New Starting Zones in MMOs
This weekend and this weekend only, players can log into RIFT and claim their latest expansion for free (one character only). I reinstalled the game specifically to take advantage of this and contemplated starting over with a new character even if I couldn’t use the expansion on that new alt.
Like cholesterol, RIFT is very close to my heart. Also like cholesterol RIFT is something I’d rather avoid at this point in my life. I had played the hell out of it when it was in beta and after it launched, to the point where RIFT‘s launch day stands as my all-time longest continuous gaming session; I had taken the day off from work, and I believe I played it for 16 hours straight.
I eventually ended up with several characters on both sides of the faction fence, which meant that I’ve done and re-done all of the starting zone content many times. To this day it doesn’t take long for me to return to the game, start a new alt, and feel like I’ve fallen into a rut, regardless of how long it’s been since I last tread those Telarian boards.
Naturally, I was thinking about how cool it would be if this expansion brought with it a new starting zone that I could experience. Then I started thinking about how many MMOs have added new starting zones post-release, and the only ones I could come up with were The Elder Scrolls Online with their upcoming Morrowind expansion, and WoW (which isn’t to say that there aren’t others, just others I can’t think of).
In the past, I’ve written about expansion philosophy not jiving with my usual circumstance, but also how I understand that the point of expansions is to retain high-level players by laying down more content from those player’s current position (endgame) and stretching outward towards even higher levels or simply more content geared towards capped characters. The act of releasing an expansion isn’t a guaranteed panacea; a botched release will drive endgame players away just as quickly as no content at all, or a guild could drift away, or players could get sick of what passes for high-level content these days, or players could start to feel that having a capped character is the best time to go on an MMO walkabout.
Now, I’m just talking out of my ass, as usual, and strictly from a personal preference, but it seems to me that if a game provides a new reason to start over for the first…I dunno…twenty levels, say, then that’s an opportunity to A) reinvigorate players who might be tired of the hamster wheel that is the endgame grind by allowing them new content with the caveat that they have to shed their highest-level personas and become noobs again, B) attract existing capped or even lapsed players by providing them with new mechanics, new quests, and new rewards that are essentially what they’d experience if they did jump ship to a whole new game, C) would populate lower-level zones again which is not only good for existing or returning players, but which looks good to players who are just jumping into the game for the first time (possibly because they grew tired of their capped characters in another MMO), and D) would put the entire existing game ahead of them once more. Voila! Instant whole-game expansion!

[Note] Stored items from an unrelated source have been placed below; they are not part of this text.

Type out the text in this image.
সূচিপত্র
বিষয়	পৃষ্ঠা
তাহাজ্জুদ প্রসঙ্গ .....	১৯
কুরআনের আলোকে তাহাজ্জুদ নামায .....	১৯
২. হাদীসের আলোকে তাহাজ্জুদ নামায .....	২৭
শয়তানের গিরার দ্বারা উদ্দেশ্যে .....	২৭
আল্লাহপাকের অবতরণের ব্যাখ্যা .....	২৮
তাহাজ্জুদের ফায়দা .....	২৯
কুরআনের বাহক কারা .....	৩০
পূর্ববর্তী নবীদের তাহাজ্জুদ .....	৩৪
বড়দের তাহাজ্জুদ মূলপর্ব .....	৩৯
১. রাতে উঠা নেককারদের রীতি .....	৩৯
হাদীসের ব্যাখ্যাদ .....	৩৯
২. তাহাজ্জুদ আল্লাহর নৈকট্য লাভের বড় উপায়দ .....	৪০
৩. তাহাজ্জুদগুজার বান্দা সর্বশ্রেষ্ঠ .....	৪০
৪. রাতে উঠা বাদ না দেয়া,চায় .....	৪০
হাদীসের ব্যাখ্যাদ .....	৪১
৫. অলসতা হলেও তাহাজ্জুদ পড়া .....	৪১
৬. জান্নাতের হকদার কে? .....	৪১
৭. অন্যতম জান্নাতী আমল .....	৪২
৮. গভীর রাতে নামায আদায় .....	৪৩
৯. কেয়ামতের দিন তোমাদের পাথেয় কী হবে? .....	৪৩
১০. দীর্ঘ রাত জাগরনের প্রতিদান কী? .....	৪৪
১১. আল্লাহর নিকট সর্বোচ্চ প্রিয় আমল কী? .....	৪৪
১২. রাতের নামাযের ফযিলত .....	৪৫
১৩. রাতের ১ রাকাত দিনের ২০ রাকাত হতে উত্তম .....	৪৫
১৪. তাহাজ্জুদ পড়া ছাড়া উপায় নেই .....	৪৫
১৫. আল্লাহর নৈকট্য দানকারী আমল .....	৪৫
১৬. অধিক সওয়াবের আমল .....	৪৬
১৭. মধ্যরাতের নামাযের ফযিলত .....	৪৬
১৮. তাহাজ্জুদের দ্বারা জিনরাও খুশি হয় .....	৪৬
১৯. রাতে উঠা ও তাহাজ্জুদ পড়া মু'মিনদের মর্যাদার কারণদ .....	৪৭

I wonder what the logistics are of one approach over another, then, because it’s a risk-reward thing from the perspective of the devs, I’m sure. Maybe it’s a case of capped players having a higher affinity for their characters that is stronger than their desire to start over even if they get new content in doing so. Maybe it’s more costly to create a new starting zone, new content, new races, and classes compared to sticking with the same character options but just creating new landmasses, quests, and items. Maybe people actually like the thin air at the top of the level heap.
I can certainly say that from my perspective, I’d be more apt to pick up an expansion for a game that I’m either playing or have abandoned if there was a chance I could get a new experience from the get go; my playstyle makes that an attractive option. I’d be playing RIFT right now if this expansion gave me something other than the two factional starting zones that I’m still sick of. I suppose there’s some technical or financial reason behind the post-cap method of expansion compared to the new starter method, but if any company is still interested in following WoW‘s lead, this might be a good aspect of their success to emulate.